De nombreux travaux ont montré que la communication médiée par ordinateur impliquait des comportements communicatifs spécifiques en raison, justement, de l’absence de face à face. Lorsqu’on échange en présentiel, la dimension verbale n’est pas la seule dimension à transmettre de l’information. Des indices para-verbaux (ton, débit, pauses, etc.) et extra-verbaux (mimiques faciales, gestuelle, posture, ojigi, etc.) accompagnent les paroles. Ces éléments apportent des informations précieuses sur l’intention du locuteur et sur la façon dont le propos doit être interprété par l’allocutaire. En contexte électronique, et plus précisément dans les e-mails, ces aspects non verbaux n’ont pas leur place. La communication repose uniquement sur le contenu verbal. C’est pourquoi les émoticônes (emoji et kaomoji) ont été créés. Leur fonction vise notamment à adoucir le propos et donc, à “lubrifier” les relations. C’est en cela que les deux situations sont différentes.
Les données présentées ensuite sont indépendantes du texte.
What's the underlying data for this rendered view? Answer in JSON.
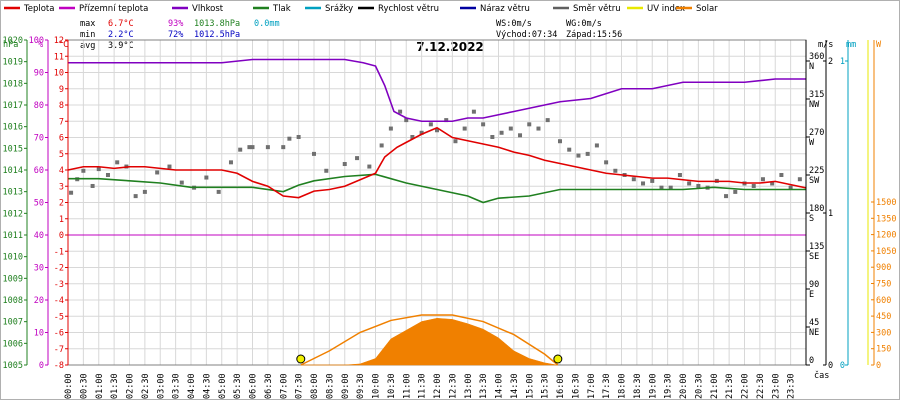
{
  "legend": [
    {
      "label": "Teplota",
      "color": "#e00000"
    },
    {
      "label": "Přízemní teplota",
      "color": "#c000c0"
    },
    {
      "label": "Vlhkost",
      "color": "#8000c0"
    },
    {
      "label": "Tlak",
      "color": "#208020"
    },
    {
      "label": "Srážky",
      "color": "#00a0c0"
    },
    {
      "label": "Rychlost větru",
      "color": "#000000"
    },
    {
      "label": "Náraz větru",
      "color": "#0000a0"
    },
    {
      "label": "Směr větru",
      "color": "#606060"
    },
    {
      "label": "UV index",
      "color": "#e8e800"
    },
    {
      "label": "Solar",
      "color": "#f08000"
    }
  ],
  "stats": {
    "max": {
      "label": "max",
      "temp": "6.7°C",
      "hum": "93%",
      "press": "1013.8hPa",
      "rain": "0.0mm"
    },
    "min": {
      "label": "min",
      "temp": "2.2°C",
      "hum": "72%",
      "press": "1012.5hPa"
    },
    "avg": {
      "label": "avg",
      "temp": "3.9°C"
    }
  },
  "wind_info": {
    "ws": "WS:0m/s",
    "wg": "WG:0m/s",
    "sunrise": "Východ:07:34",
    "sunset": "Západ:15:56"
  },
  "chart_data": {
    "type": "line",
    "title": "7.12.2022",
    "x_label": "čas",
    "x_ticks": [
      "00:00",
      "00:30",
      "01:00",
      "01:30",
      "02:00",
      "02:30",
      "03:00",
      "03:30",
      "04:00",
      "04:30",
      "05:00",
      "05:30",
      "06:00",
      "06:30",
      "07:00",
      "07:30",
      "08:00",
      "08:30",
      "09:00",
      "09:30",
      "10:00",
      "10:30",
      "11:00",
      "11:30",
      "12:00",
      "12:30",
      "13:00",
      "13:30",
      "14:00",
      "14:30",
      "15:00",
      "15:30",
      "16:00",
      "16:30",
      "17:00",
      "17:30",
      "18:00",
      "18:30",
      "19:00",
      "19:30",
      "20:00",
      "20:30",
      "21:00",
      "21:30",
      "22:00",
      "22:30",
      "23:00",
      "23:30"
    ],
    "axes": {
      "pressure": {
        "label": "hPa",
        "ticks": [
          1005,
          1006,
          1007,
          1008,
          1009,
          1010,
          1011,
          1012,
          1013,
          1014,
          1015,
          1016,
          1017,
          1018,
          1019,
          1020
        ],
        "color": "#208020"
      },
      "humidity": {
        "label": "%",
        "ticks": [
          0,
          10,
          20,
          30,
          40,
          50,
          60,
          70,
          80,
          90,
          100
        ],
        "color": "#c000c0"
      },
      "temperature": {
        "label": "°C",
        "ticks": [
          -8,
          -7,
          -6,
          -5,
          -4,
          -3,
          -2,
          -1,
          0,
          1,
          2,
          3,
          4,
          5,
          6,
          7,
          8,
          9,
          10,
          11,
          12
        ],
        "color": "#e00000"
      },
      "wind_dir": {
        "ticks": [
          "0",
          "45 NE",
          "90 E",
          "135 SE",
          "180 S",
          "225 SW",
          "270 W",
          "315 NW",
          "360 N"
        ],
        "color": "#404040"
      },
      "wind_speed": {
        "label": "m/s",
        "ticks": [
          0,
          1,
          2
        ],
        "color": "#000000"
      },
      "rain": {
        "label": "mm",
        "ticks": [
          0,
          1
        ],
        "color": "#00a0c0"
      },
      "solar": {
        "label": "W",
        "ticks": [
          0,
          150,
          300,
          450,
          600,
          750,
          900,
          1050,
          1200,
          1350,
          1500
        ],
        "color": "#f08000"
      }
    },
    "series": [
      {
        "name": "Teplota",
        "color": "#e00000",
        "x": [
          0,
          0.5,
          1,
          1.5,
          2,
          2.5,
          3,
          3.5,
          4,
          4.5,
          5,
          5.5,
          6,
          6.5,
          7,
          7.5,
          8,
          8.5,
          9,
          9.5,
          10,
          10.3,
          10.7,
          11,
          11.5,
          12,
          12.5,
          13,
          13.5,
          14,
          14.5,
          15,
          15.5,
          16,
          16.5,
          17,
          17.5,
          18,
          18.5,
          19,
          19.5,
          20,
          20.5,
          21,
          21.5,
          22,
          22.5,
          23,
          23.5,
          24
        ],
        "y": [
          4.0,
          4.2,
          4.2,
          4.1,
          4.2,
          4.2,
          4.1,
          4.0,
          4.0,
          4.0,
          4.0,
          3.8,
          3.3,
          3.0,
          2.4,
          2.3,
          2.7,
          2.8,
          3.0,
          3.4,
          3.8,
          4.8,
          5.4,
          5.7,
          6.2,
          6.6,
          6.0,
          5.8,
          5.6,
          5.4,
          5.1,
          4.9,
          4.6,
          4.4,
          4.2,
          4.0,
          3.8,
          3.7,
          3.6,
          3.5,
          3.5,
          3.4,
          3.3,
          3.3,
          3.3,
          3.2,
          3.2,
          3.3,
          3.1,
          2.9
        ]
      },
      {
        "name": "Vlhkost",
        "color": "#8000c0",
        "x": [
          0,
          1,
          2,
          3,
          4,
          5,
          6,
          7,
          8,
          9,
          9.6,
          10,
          10.3,
          10.6,
          11,
          11.5,
          12,
          12.5,
          13,
          13.5,
          14,
          14.5,
          15,
          16,
          17,
          18,
          19,
          20,
          21,
          22,
          23,
          24
        ],
        "y": [
          93,
          93,
          93,
          93,
          93,
          93,
          94,
          94,
          94,
          94,
          93,
          92,
          86,
          78,
          76,
          75,
          75,
          75,
          76,
          76,
          77,
          78,
          79,
          81,
          82,
          85,
          85,
          87,
          87,
          87,
          88,
          88
        ]
      },
      {
        "name": "Tlak",
        "color": "#208020",
        "x": [
          0,
          1,
          2,
          3,
          4,
          5,
          6,
          7,
          7.5,
          8,
          9,
          10,
          11,
          12,
          13,
          13.5,
          14,
          15,
          16,
          17,
          18,
          19,
          20,
          21,
          22,
          23,
          24
        ],
        "y": [
          1013.6,
          1013.6,
          1013.5,
          1013.4,
          1013.2,
          1013.2,
          1013.2,
          1013.0,
          1013.3,
          1013.5,
          1013.7,
          1013.8,
          1013.4,
          1013.1,
          1012.8,
          1012.5,
          1012.7,
          1012.8,
          1013.1,
          1013.1,
          1013.1,
          1013.1,
          1013.1,
          1013.2,
          1013.1,
          1013.1,
          1013.1
        ]
      },
      {
        "name": "Solar",
        "color": "#f08000",
        "x": [
          7.6,
          8,
          8.5,
          9,
          9.5,
          10,
          10.5,
          11,
          11.5,
          12,
          12.5,
          13,
          13.5,
          14,
          14.5,
          15,
          15.5,
          15.9
        ],
        "y": [
          0,
          0,
          0,
          0,
          10,
          60,
          240,
          320,
          400,
          430,
          420,
          380,
          330,
          250,
          130,
          60,
          20,
          0
        ]
      }
    ],
    "solar_envelope": {
      "x": [
        7.57,
        8.5,
        9.5,
        10.5,
        11.5,
        12.5,
        13.5,
        14.5,
        15.5,
        15.93
      ],
      "y": [
        0,
        130,
        300,
        410,
        460,
        460,
        400,
        280,
        100,
        0
      ]
    },
    "wind_direction": {
      "x": [
        0.1,
        0.3,
        0.5,
        0.8,
        1.0,
        1.3,
        1.6,
        1.9,
        2.2,
        2.5,
        2.9,
        3.3,
        3.7,
        4.1,
        4.5,
        4.9,
        5.3,
        5.6,
        5.9,
        6.0,
        6.5,
        7.0,
        7.2,
        7.5,
        8.0,
        8.4,
        9.0,
        9.4,
        9.8,
        10.2,
        10.5,
        10.8,
        11.0,
        11.2,
        11.5,
        11.8,
        12.0,
        12.3,
        12.6,
        12.9,
        13.2,
        13.5,
        13.8,
        14.1,
        14.4,
        14.7,
        15.0,
        15.3,
        15.6,
        16.0,
        16.3,
        16.6,
        16.9,
        17.2,
        17.5,
        17.8,
        18.1,
        18.4,
        18.7,
        19.0,
        19.3,
        19.6,
        19.9,
        20.2,
        20.5,
        20.8,
        21.1,
        21.4,
        21.7,
        22.0,
        22.3,
        22.6,
        22.9,
        23.2,
        23.5,
        23.8
      ],
      "y": [
        204,
        220,
        230,
        212,
        232,
        225,
        240,
        235,
        200,
        205,
        228,
        235,
        216,
        210,
        222,
        205,
        240,
        255,
        258,
        258,
        258,
        258,
        268,
        270,
        250,
        230,
        238,
        245,
        235,
        260,
        280,
        300,
        290,
        270,
        275,
        285,
        278,
        290,
        265,
        280,
        300,
        285,
        270,
        275,
        280,
        272,
        285,
        280,
        290,
        265,
        255,
        248,
        250,
        260,
        240,
        230,
        225,
        220,
        215,
        218,
        210,
        210,
        225,
        215,
        212,
        210,
        218,
        200,
        205,
        215,
        212,
        220,
        215,
        225,
        210,
        220
      ]
    }
  }
}
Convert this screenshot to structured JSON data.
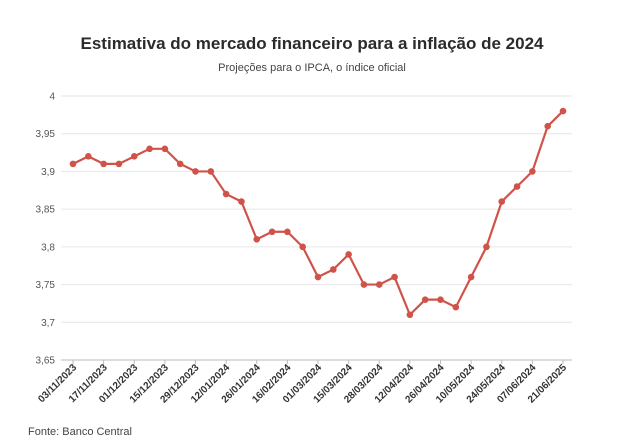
{
  "title": "Estimativa do mercado financeiro para a inflação de 2024",
  "subtitle": "Projeções para o IPCA, o índice oficial",
  "source": "Fonte: Banco Central",
  "chart_data": {
    "type": "line",
    "title": "Estimativa do mercado financeiro para a inflação de 2024",
    "subtitle": "Projeções para o IPCA, o índice oficial",
    "xlabel": "",
    "ylabel": "",
    "ylim": [
      3.65,
      4
    ],
    "y_ticks": [
      "3,65",
      "3,7",
      "3,75",
      "3,8",
      "3,85",
      "3,9",
      "3,95",
      "4"
    ],
    "y_tick_values": [
      3.65,
      3.7,
      3.75,
      3.8,
      3.85,
      3.9,
      3.95,
      4
    ],
    "x_ticks": [
      "03/11/2023",
      "17/11/2023",
      "01/12/2023",
      "15/12/2023",
      "29/12/2023",
      "12/01/2024",
      "26/01/2024",
      "16/02/2024",
      "01/03/2024",
      "15/03/2024",
      "28/03/2024",
      "12/04/2024",
      "26/04/2024",
      "10/05/2024",
      "24/05/2024",
      "07/06/2024",
      "21/06/2025"
    ],
    "grid": true,
    "legend": "none",
    "line_color": "#d0534a",
    "series": [
      {
        "values": [
          3.91,
          3.92,
          3.91,
          3.91,
          3.92,
          3.93,
          3.93,
          3.91,
          3.9,
          3.9,
          3.87,
          3.86,
          3.81,
          3.82,
          3.82,
          3.8,
          3.76,
          3.77,
          3.79,
          3.75,
          3.75,
          3.76,
          3.71,
          3.73,
          3.73,
          3.72,
          3.76,
          3.8,
          3.86,
          3.88,
          3.9,
          3.96,
          3.98
        ]
      }
    ]
  }
}
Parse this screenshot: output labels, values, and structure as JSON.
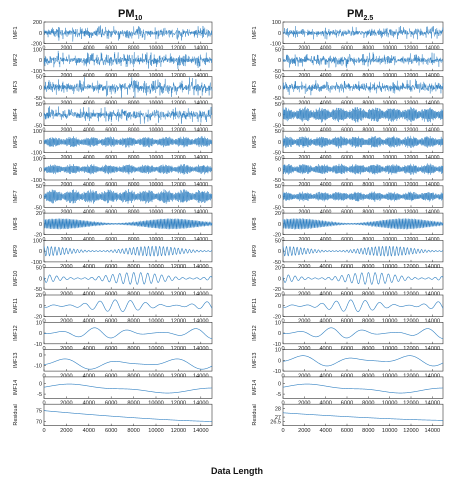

Quand on parle de e-politesse on pense tout de suite aux mails mais y a-t-il aussi des spécificités pour la communication sur d’autres plateformes en ligne, comme la communication sur les réseaux sociaux par exemple ?

La communication médiée par ordinateur est un champ de recherche très dynamique qui s’est beaucoup intéressé à l’étude des comportements en ligne dans des forums et dans d’autres dispositifs électroniques. 

Les enjeux d’un dispositif à l’autre diffèrent et peuvent générer des objets d’étude intéressants. Le statut du message électronique est cependant plus proche, en contexte formel, de ce que l’on observe dans la correspondance épistolaire où sont attendus des rituels discursifs : formules d’appel (« Cher/Chère… » ; « Bonjour… » ; etc.), d’entrée en contact, de prise de congé. Ce n’est pas le cas de dispositifs comme les forums qui se déroulent dans un cadre temporel structuré différemment et qui impliquent des “cyber-interactants” qui ne se connaissent généralement pas. 

Quelles grandes différences y a-t-il entre les pratiques de politesse française et japonaise ?

Dans le corpus analysé, on constate certaines différences selon la tranche d’âge et le niveau relationnel entretenu entre les cyber-correspondants (amical, professionnel, entre membres de la famille, etc.). Pour ce qui concerne la jeune génération qui n’est pas encore entrée dans la vie active, on observe des pratiques quasi identiques. En revanche, chez les personnes plus âgées, leur connaissance des contraintes professionnelles et des pratiques du format lettre engendre l’emploi de formules de politesse spécifiques des cultures française d’une part et japonaise d’autre part.

Selon vous, comment les règles de politesse reflètent-elles la culture de ces deux pays ? 

Les règles de politesse s’inscrivent dans les pratiques culturelles au quotidien. Quelle que soit la culture concernée, elles sont loin d’en être les seuls marqueurs. Par ailleurs, le système de politesse concerne au premier chef la façon dont la culture conçoit et contraint les rapports interpersonnels : qui s’adresse à qui et comment ? Cela suppose de réfléchir aux facteurs pertinents selon les cultures (caractéristique des individus : âge, statut social, nature de la relation interpersonnelle ; caractéristiques de la situation de communication : lieu, enjeux de l’échange…).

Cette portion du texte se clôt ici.